Israel obtains four of the seven Dead Sea Scrolls.
Israel
Israel, officially the State of Israel, is a country in the Southern Levant region of West Asia. It shares borders with Lebanon to the north, Syria to the north-east, Jordan to the east, Egypt to the south-west and the Mediterranean Sea to the west. It occupies the Palestinian territories of the West Bank in the east and the Gaza Strip in the south-west, as well as the Syrian Golan Heights in the northeast. Israel also has a small coastline on the Red Sea at its southernmost point, and part of the Dead Sea lies along its eastern border. Its proclaimed capital is Jerusalem, while Tel Aviv is its largest urban area and economic centre.
Dead Sea Scrolls
The Dead Sea Scrolls, in the narrow sense identical with the Qumran Caves Scrolls, are a set of ancient Jewish manuscripts from the Second Temple period. They were discovered over a period of ten years, between 1946 and 1956, at the Qumran Caves near Ein Feshkha in the West Bank, on the northern shore of the Dead Sea. Dating from the 3rd century BCE to the 1st century CE, the Dead Sea Scrolls include the oldest surviving manuscripts of entire books later included in the biblical canons, including deuterocanonical manuscripts from late Second Temple Judaism and extrabiblical books.

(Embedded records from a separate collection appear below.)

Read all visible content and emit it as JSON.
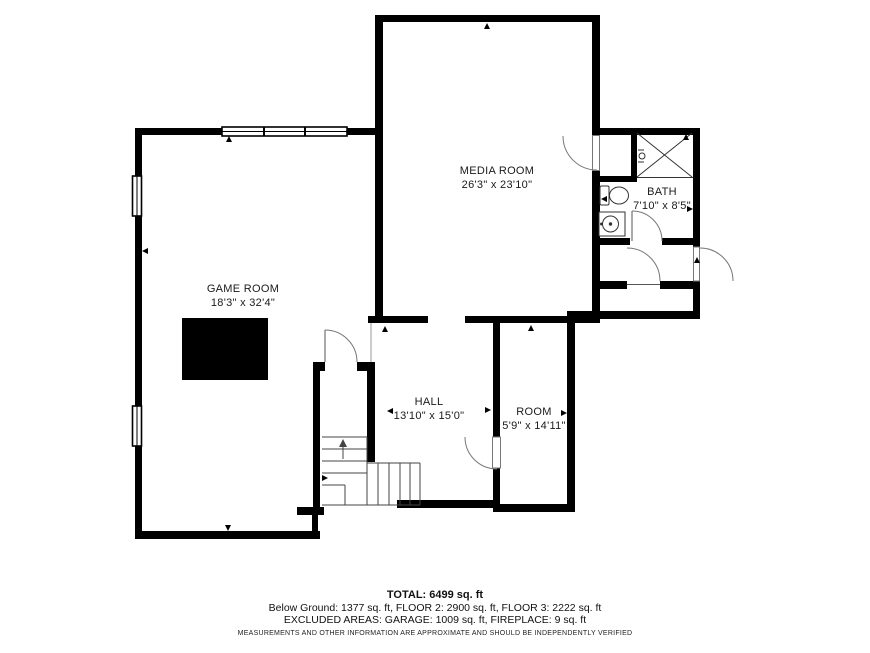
{
  "rooms": {
    "media": {
      "name": "MEDIA ROOM",
      "dims": "26'3\" x 23'10\""
    },
    "bath": {
      "name": "BATH",
      "dims": "7'10\" x 8'5\""
    },
    "game": {
      "name": "GAME ROOM",
      "dims": "18'3\" x 32'4\""
    },
    "hall": {
      "name": "HALL",
      "dims": "13'10\" x 15'0\""
    },
    "room": {
      "name": "ROOM",
      "dims": "5'9\" x 14'11\""
    }
  },
  "footer": {
    "total": "TOTAL: 6499 sq. ft",
    "floors": "Below Ground: 1377 sq. ft, FLOOR 2: 2900 sq. ft, FLOOR 3: 2222 sq. ft",
    "excluded": "EXCLUDED AREAS: GARAGE: 1009 sq. ft, FIREPLACE: 9 sq. ft",
    "disclaimer": "MEASUREMENTS AND OTHER INFORMATION ARE APPROXIMATE AND SHOULD BE INDEPENDENTLY VERIFIED"
  },
  "colors": {
    "wall": "#000000",
    "background": "#ffffff",
    "thin_line": "#555555"
  }
}
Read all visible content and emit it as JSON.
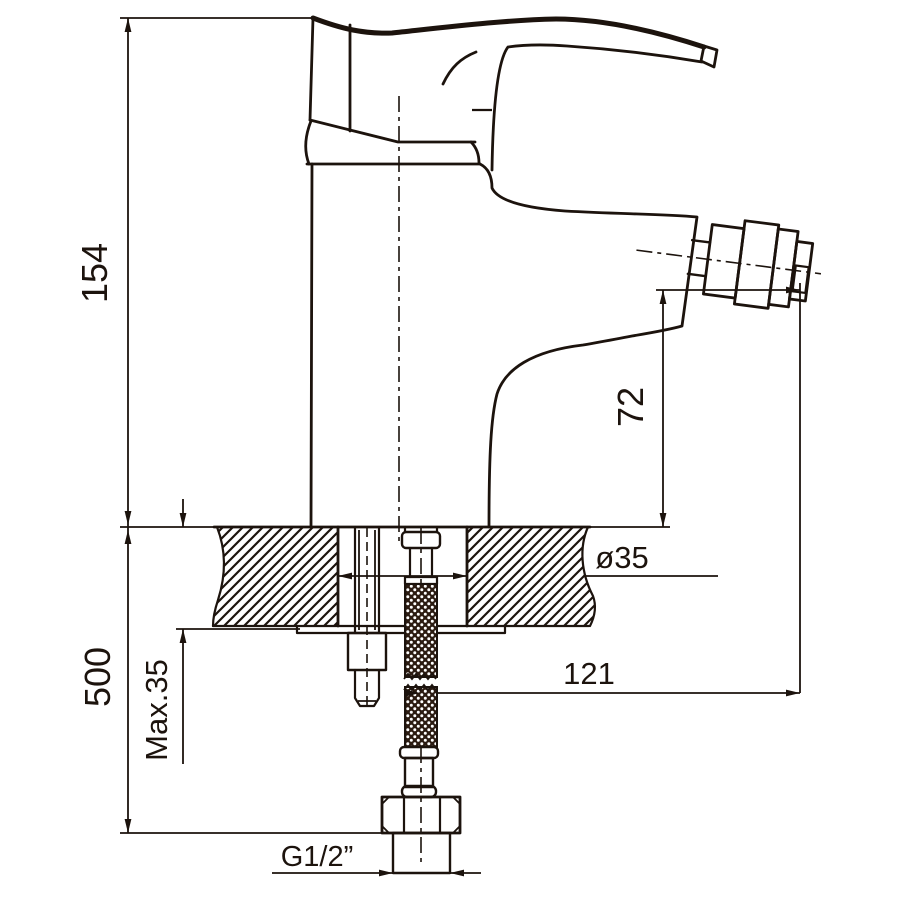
{
  "drawing": {
    "kind": "bidet-mixer-installation-dimension-drawing",
    "dimensions": {
      "overall_height": "154",
      "outlet_height": "72",
      "hose_length": "500",
      "max_mounting_thickness": "Max.35",
      "hole_diameter": "ø35",
      "outlet_reach": "121",
      "connection_thread": "G1/2”"
    },
    "colors": {
      "line": "#1c130d",
      "background": "#ffffff",
      "hose_braid": "#2b1b11"
    }
  }
}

At the same time, they cast new light on the emergence of Christianity and of Rabbinic Judaism. In the wider sense, the Dead Sea Scrolls also include similar findings from elsewhere in the Judaean Desert, of which some are from later centuries. Almost all of the 15,000 scrolls and scroll fragments are held in the Shrine of the Book at the Israel Museum located in Jerusalem.